Support for CoNLL-U format
Closed this issue · 3 comments
(Requested by @JessedeDoes)
Expand TSV input type to be able to deal with the CoNLL-U format.
The format is basically a TSV with some special features (point 2 and 3):
- Word lines containing the annotation of a word/token in 10 fields separated by single tab characters; see below.
- Blank lines marking sentence boundaries.
- Comment lines starting with hash (#).
So we should probably add two options, e.g. blankLinesMarkSentenceBoundaries (default false) and commentLineCharacter (if this is the first character on the line, skip that line; default: none)

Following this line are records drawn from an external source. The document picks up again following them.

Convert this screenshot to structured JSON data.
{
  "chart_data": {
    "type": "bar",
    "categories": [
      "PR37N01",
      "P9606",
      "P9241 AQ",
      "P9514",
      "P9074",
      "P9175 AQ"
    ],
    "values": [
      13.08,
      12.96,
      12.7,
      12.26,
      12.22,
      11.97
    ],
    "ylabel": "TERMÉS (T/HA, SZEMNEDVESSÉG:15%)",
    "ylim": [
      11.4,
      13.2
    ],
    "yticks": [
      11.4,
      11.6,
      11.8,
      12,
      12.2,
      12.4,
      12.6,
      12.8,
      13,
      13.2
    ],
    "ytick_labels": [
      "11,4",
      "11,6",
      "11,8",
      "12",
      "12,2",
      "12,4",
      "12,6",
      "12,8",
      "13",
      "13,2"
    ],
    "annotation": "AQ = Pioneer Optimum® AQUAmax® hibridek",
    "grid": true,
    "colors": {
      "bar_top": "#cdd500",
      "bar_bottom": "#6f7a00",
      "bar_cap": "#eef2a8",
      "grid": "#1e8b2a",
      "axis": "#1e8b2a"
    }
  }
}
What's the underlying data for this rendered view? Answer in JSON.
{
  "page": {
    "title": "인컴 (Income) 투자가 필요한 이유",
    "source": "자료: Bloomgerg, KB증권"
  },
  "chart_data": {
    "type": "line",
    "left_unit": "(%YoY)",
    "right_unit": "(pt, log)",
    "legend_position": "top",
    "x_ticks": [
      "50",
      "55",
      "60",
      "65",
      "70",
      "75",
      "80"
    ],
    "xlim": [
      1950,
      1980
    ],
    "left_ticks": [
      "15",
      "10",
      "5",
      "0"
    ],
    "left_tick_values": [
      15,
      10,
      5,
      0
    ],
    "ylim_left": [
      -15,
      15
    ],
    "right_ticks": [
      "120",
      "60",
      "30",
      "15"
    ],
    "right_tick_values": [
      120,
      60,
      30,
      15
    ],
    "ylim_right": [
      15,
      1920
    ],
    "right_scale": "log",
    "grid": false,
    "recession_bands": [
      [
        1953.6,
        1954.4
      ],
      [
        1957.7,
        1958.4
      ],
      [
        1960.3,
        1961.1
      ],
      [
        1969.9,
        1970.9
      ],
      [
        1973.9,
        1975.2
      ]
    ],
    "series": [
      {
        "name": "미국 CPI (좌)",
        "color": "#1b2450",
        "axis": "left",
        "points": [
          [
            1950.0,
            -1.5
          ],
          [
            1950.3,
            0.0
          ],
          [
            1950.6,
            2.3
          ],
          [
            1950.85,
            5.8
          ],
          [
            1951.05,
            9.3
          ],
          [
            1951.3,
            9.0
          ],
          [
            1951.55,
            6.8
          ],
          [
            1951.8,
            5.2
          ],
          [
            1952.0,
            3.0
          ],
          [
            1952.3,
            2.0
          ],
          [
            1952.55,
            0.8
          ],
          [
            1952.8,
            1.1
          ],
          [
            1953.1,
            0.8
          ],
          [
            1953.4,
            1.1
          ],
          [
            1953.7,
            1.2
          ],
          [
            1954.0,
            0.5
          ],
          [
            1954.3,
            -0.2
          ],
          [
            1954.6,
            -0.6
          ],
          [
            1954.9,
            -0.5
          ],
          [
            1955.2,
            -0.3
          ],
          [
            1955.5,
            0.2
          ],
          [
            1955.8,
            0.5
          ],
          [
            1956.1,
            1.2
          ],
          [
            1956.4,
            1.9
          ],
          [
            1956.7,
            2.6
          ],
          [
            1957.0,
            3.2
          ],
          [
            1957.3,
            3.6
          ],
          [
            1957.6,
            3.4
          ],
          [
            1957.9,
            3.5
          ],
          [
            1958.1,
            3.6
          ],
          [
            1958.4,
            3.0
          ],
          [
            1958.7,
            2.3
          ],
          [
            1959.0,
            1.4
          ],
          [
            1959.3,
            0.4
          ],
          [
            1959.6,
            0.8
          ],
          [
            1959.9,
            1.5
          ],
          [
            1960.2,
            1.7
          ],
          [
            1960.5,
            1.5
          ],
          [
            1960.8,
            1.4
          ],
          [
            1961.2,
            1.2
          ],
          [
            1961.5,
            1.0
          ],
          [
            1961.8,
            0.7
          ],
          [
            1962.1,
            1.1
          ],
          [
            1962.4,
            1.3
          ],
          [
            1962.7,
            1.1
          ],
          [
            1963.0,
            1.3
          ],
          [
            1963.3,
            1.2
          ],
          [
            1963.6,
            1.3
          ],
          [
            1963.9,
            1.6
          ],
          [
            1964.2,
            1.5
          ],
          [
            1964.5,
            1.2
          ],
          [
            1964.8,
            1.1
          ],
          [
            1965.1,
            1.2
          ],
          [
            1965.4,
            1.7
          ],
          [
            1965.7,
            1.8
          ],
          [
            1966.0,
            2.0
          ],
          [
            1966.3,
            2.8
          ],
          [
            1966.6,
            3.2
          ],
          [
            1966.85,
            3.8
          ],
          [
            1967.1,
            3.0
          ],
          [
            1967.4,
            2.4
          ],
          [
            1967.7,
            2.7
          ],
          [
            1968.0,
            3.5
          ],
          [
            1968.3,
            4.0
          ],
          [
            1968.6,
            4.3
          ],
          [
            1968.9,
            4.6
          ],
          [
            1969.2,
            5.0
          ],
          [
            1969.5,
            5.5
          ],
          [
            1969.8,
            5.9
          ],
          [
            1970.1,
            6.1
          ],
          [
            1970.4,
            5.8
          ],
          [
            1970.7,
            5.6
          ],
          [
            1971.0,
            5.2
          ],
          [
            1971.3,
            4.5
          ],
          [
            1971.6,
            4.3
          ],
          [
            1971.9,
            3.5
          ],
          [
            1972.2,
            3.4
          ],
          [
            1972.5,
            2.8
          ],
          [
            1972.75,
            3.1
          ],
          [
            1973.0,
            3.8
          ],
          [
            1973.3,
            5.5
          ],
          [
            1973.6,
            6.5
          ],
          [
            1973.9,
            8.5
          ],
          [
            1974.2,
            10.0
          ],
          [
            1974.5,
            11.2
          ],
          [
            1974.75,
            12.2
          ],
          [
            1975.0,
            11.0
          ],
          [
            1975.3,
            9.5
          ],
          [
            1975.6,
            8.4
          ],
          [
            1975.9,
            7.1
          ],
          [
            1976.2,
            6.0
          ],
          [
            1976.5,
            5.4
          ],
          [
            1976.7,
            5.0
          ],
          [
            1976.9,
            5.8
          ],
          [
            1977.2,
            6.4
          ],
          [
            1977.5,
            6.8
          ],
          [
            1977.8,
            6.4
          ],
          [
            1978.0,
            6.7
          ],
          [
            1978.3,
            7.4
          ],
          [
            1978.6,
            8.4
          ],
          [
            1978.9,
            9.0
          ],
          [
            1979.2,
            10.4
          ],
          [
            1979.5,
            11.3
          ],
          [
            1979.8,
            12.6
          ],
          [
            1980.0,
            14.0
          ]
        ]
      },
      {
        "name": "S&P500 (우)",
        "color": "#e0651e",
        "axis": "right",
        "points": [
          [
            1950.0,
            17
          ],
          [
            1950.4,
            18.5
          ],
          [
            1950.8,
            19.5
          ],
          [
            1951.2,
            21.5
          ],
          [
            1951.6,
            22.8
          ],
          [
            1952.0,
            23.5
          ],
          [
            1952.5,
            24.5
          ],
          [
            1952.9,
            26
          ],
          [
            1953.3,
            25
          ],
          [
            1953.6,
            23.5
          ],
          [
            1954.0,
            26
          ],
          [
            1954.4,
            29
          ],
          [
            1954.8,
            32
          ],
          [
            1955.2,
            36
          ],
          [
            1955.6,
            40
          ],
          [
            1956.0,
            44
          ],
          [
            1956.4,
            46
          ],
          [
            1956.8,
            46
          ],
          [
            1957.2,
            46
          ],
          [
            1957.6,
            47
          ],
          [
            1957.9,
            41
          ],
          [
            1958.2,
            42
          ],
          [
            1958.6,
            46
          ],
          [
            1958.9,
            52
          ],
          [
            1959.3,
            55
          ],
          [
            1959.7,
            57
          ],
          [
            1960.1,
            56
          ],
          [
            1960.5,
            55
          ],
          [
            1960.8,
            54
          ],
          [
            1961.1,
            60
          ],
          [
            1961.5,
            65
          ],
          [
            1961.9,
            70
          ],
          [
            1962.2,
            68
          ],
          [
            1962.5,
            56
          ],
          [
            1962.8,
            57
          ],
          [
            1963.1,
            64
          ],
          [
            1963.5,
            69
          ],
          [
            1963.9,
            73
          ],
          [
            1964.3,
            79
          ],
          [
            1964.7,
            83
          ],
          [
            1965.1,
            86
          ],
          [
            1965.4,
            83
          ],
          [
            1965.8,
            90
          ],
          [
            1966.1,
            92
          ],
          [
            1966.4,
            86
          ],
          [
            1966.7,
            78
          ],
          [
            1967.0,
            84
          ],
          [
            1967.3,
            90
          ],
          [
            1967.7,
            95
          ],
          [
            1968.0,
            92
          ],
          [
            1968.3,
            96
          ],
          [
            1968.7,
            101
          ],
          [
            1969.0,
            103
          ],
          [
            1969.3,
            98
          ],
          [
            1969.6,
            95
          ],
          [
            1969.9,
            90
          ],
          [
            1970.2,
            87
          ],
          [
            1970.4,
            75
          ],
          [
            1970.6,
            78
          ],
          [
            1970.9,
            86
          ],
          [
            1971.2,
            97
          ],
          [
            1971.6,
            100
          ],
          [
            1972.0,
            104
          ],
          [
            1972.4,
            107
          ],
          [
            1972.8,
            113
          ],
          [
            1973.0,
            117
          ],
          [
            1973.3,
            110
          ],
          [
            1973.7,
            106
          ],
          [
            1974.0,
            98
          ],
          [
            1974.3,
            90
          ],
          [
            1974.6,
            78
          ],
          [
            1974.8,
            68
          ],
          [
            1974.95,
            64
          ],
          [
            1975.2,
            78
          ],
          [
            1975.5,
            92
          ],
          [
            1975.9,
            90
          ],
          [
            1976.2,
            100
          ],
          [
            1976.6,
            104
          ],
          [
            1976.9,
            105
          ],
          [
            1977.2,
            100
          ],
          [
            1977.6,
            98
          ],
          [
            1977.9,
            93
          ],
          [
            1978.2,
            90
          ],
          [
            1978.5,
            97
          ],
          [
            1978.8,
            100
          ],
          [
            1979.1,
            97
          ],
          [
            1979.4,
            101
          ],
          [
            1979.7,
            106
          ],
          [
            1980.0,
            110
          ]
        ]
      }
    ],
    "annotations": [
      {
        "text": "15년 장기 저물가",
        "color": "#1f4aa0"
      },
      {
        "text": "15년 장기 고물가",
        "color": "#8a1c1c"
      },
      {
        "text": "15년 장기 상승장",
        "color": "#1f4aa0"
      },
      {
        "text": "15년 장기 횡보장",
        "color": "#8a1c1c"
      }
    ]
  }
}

For those wishing to contribute: DocIndexerTabular
is the class that handles tabular formats like TSV and CSV. The two options could be added to the fileTypeOptions that can be specified in a .blf.yaml
format definition file (see here).
Perhaps good to know we developed https://bitbucket.org/fryske-akademy/taaldatabanken/src/master/udpipe-tdb/teitagger/. It converts conllu to tei (with our namespace for linguistic attributes, which will be released soon).
I may contribute to this issue because of this idea (though going via tei/xpath3 is I think more powerful):
Sounds interesting! @JessedeDoes (who originally asked about this format), did you see this?